Most people who are new to home recording are surprised at how the electric guitar sounds without any amplification. It sounds very dry and dull, and a lot of people don’t like it (although some do).
A direct input signal, ie, the sound of a guitar connected to a Scarlett 2i2 (on Amazon) into a DAW without a guitar amplifier simulator like my favorite, the Blue Cat Audio Axiom, is an example of what the guitar sounds like without any sauce.
In simple terms, the preamp plays a huge role in tone shaping. This can range anywhere from a clean sound for jazz gigs, a distorted sound for heavy metal, or an in-between tone for gigs that require more specificity in terms of distortion quality.
What is the Output Volume?
Essentially the output volume controls the power amp and determines how loud or quiet the signal is before it gets outputted to the amplifier’s speakers.
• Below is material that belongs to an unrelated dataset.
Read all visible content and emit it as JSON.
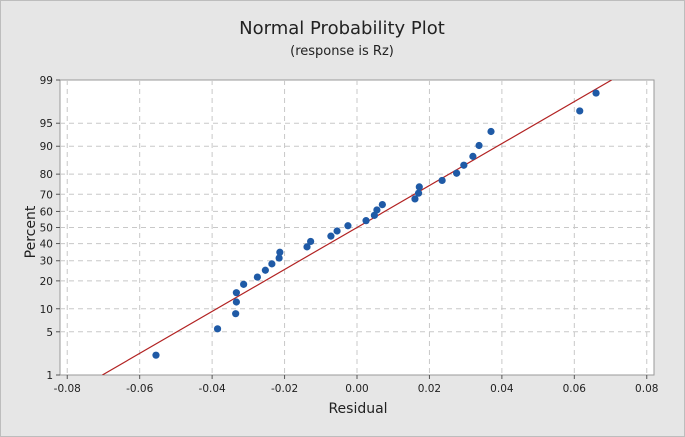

In other words, it controls how loud the guitar sound actually is.
Have you ever noticed how when you crank the master volume on your clean tone, you don’t get distortion, overdrive, or anything like that? The reason has to do with what I’ve been talking about thus far.
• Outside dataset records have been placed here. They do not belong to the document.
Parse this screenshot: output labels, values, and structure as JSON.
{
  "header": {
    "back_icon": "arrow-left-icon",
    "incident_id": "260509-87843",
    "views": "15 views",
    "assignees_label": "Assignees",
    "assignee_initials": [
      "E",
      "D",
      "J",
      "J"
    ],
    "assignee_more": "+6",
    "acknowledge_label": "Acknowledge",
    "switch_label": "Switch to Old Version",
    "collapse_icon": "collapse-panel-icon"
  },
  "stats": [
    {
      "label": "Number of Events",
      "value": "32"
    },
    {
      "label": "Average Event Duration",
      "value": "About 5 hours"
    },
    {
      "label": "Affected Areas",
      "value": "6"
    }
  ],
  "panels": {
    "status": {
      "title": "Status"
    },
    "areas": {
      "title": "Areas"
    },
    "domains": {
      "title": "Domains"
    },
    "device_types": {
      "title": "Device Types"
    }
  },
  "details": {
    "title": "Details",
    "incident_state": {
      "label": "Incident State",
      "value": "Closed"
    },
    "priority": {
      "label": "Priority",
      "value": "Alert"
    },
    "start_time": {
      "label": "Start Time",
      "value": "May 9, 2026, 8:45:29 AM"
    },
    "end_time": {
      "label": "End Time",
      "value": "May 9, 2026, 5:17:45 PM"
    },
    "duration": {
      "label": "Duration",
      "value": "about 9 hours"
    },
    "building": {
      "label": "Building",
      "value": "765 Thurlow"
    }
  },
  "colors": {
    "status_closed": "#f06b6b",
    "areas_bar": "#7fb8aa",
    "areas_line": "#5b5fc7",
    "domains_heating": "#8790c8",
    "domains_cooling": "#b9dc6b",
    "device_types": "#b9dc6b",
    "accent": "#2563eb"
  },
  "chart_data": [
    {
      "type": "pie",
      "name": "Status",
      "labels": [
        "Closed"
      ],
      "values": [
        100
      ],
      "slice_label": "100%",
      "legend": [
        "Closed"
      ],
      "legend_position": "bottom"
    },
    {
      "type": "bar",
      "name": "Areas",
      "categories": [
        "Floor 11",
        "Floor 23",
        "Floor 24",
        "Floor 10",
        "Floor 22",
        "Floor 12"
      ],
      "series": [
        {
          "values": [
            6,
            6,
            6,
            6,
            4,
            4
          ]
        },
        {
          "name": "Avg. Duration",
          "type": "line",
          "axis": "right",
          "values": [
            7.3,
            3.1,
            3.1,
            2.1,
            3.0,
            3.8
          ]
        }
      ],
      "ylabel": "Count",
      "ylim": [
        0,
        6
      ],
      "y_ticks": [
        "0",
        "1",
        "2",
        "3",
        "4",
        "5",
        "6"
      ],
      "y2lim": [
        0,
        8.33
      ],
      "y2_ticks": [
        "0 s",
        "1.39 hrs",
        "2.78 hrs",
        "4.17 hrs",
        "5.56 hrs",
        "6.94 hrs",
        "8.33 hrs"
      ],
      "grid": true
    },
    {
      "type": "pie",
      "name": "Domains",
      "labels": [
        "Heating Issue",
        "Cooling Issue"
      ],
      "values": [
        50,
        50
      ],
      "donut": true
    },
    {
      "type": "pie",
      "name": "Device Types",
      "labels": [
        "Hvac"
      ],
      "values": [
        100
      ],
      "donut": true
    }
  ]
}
When you crank the master volume, you’re controlling the power amplifier section of the amp and not the pre-amplifier. This is how you can turn up the volume on a super clean tone and not get distortion.
On the other hand, if you kept the master volume the same but cranked the gain instead, you would get a distorted or overdriven tone.
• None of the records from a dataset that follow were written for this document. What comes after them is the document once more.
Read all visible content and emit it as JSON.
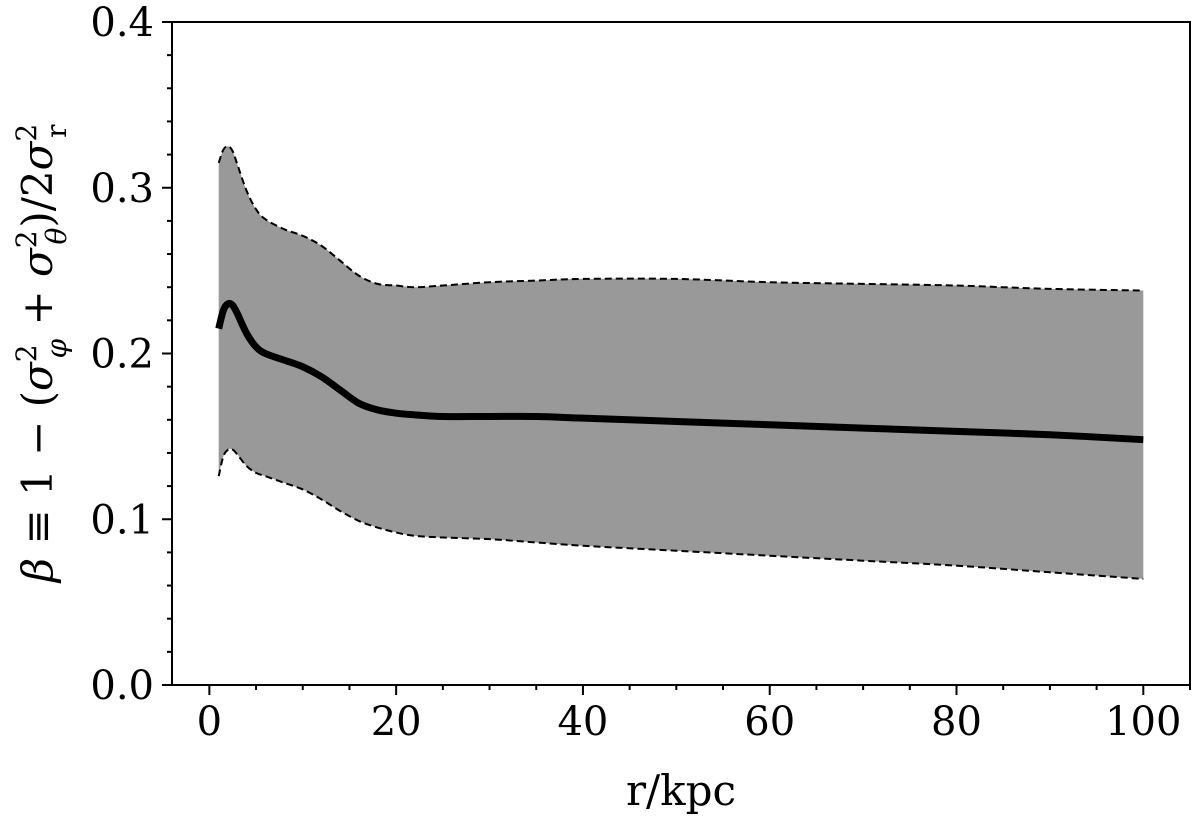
{
  "chart_data": {
    "type": "line",
    "xlabel": "r/kpc",
    "ylabel": "β ≡ 1 − (σ²_φ + σ²_θ)/2σ²_r",
    "xlim": [
      -4,
      105
    ],
    "ylim": [
      0.0,
      0.4
    ],
    "xticks": [
      0,
      20,
      40,
      60,
      80,
      100
    ],
    "xtick_labels": [
      "0",
      "20",
      "40",
      "60",
      "80",
      "100"
    ],
    "yticks": [
      0.0,
      0.1,
      0.2,
      0.3,
      0.4
    ],
    "ytick_labels": [
      "0.0",
      "0.1",
      "0.2",
      "0.3",
      "0.4"
    ],
    "grid": false,
    "band_color": "#999999",
    "line_color": "#000000",
    "series": [
      {
        "style": "solid-thick",
        "x": [
          1,
          1.5,
          2,
          2.5,
          3,
          4,
          5,
          6,
          8,
          10,
          12,
          14,
          16,
          18,
          20,
          22,
          25,
          30,
          35,
          40,
          50,
          60,
          70,
          80,
          90,
          100
        ],
        "y": [
          0.215,
          0.226,
          0.23,
          0.229,
          0.224,
          0.212,
          0.204,
          0.2,
          0.196,
          0.192,
          0.186,
          0.178,
          0.17,
          0.166,
          0.164,
          0.163,
          0.162,
          0.162,
          0.162,
          0.161,
          0.159,
          0.157,
          0.155,
          0.153,
          0.151,
          0.148
        ]
      },
      {
        "style": "dashed-upper",
        "x": [
          1,
          1.5,
          2,
          2.5,
          3,
          4,
          5,
          6,
          8,
          10,
          12,
          14,
          16,
          18,
          20,
          22,
          25,
          30,
          35,
          40,
          50,
          60,
          70,
          80,
          90,
          100
        ],
        "y": [
          0.315,
          0.323,
          0.325,
          0.322,
          0.314,
          0.298,
          0.287,
          0.281,
          0.275,
          0.271,
          0.265,
          0.256,
          0.247,
          0.242,
          0.241,
          0.24,
          0.241,
          0.243,
          0.244,
          0.245,
          0.245,
          0.243,
          0.242,
          0.241,
          0.239,
          0.238
        ]
      },
      {
        "style": "dashed-lower",
        "x": [
          1,
          1.5,
          2,
          2.5,
          3,
          4,
          5,
          6,
          8,
          10,
          12,
          14,
          16,
          18,
          20,
          22,
          25,
          30,
          35,
          40,
          50,
          60,
          70,
          80,
          90,
          100
        ],
        "y": [
          0.126,
          0.138,
          0.142,
          0.142,
          0.139,
          0.132,
          0.128,
          0.126,
          0.122,
          0.118,
          0.112,
          0.105,
          0.099,
          0.095,
          0.092,
          0.09,
          0.089,
          0.088,
          0.086,
          0.084,
          0.081,
          0.078,
          0.075,
          0.072,
          0.068,
          0.064
        ]
      }
    ]
  }
}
That’s because, in that case, you’re increasing the gain on the pre-amplifier, not the power amplifier. This brings me to my next point which is the input gain.
What is the Input Gain?
The input gain is the amplitude of the signal before it has been increased by the pre-amplifier. This is your signal intensity at the input. Also, there is an important idea we need to talk about called the gain factor which is talked more about in this video.
If you have the same going in as you do going out, you have unity gain, and if you have twice as much going out, you have a gain factor of 2. So if you raise your input gain, you raise what essentially comes out.
So what does this have to do with what we’re talking about? Essentially, when you increase the gain of the input signal (before the pre-amplifier), there will also be an increase in volume in the final stage after the power amplifier.
You can’t just increase the gain on the input signal and expect it to be the same volume once it has been outputted as a guitar sound through your amplifier’s speakers.
This is why you may have to account for a volume increase with your master volume after you’ve increased the gain. As I explained in my guide on the MXR 10-Band EQ, that’s what the volume is for on that pedal.
Anyway, you should have a good idea of how the guitar amplifier works now. Let’s talk a bit more about the power amplifier because we’ve only talked about it briefly thus far. The power amplifier is important to understand in the context of differentiating between gain and drive.
What is the Power Amp & How Does It Affect Gain/Drive?
Basically, the power amp raises the line level signal to speaker level and converts DC power to AC power in the process. It is the final stage in the guitar amplification process, and it’s crucial for outputting the signal as sound for you and your audience to hear.
The power amplifier increases the volume of the signal after it has been processed, EQ’d, compressed, and affected by the pre-amplifier. It boosts the signal in such a way that you don’t have to worry about it coloring the tone as much.
That said, loudness actually can affect the end result which is something the guy from Sweetwater also points out in his video. In simple terms, a guitar signal on its own, without a preamp, is not nearly enough to drive a speaker.
Even a guitar signal that has been affected by the pre-amplifier is not enough to drive or power a speaker. So this is what the power amplifier is for. The power amplifier is getting the signal to a point where it’s strong enough to actually be used by the speaker.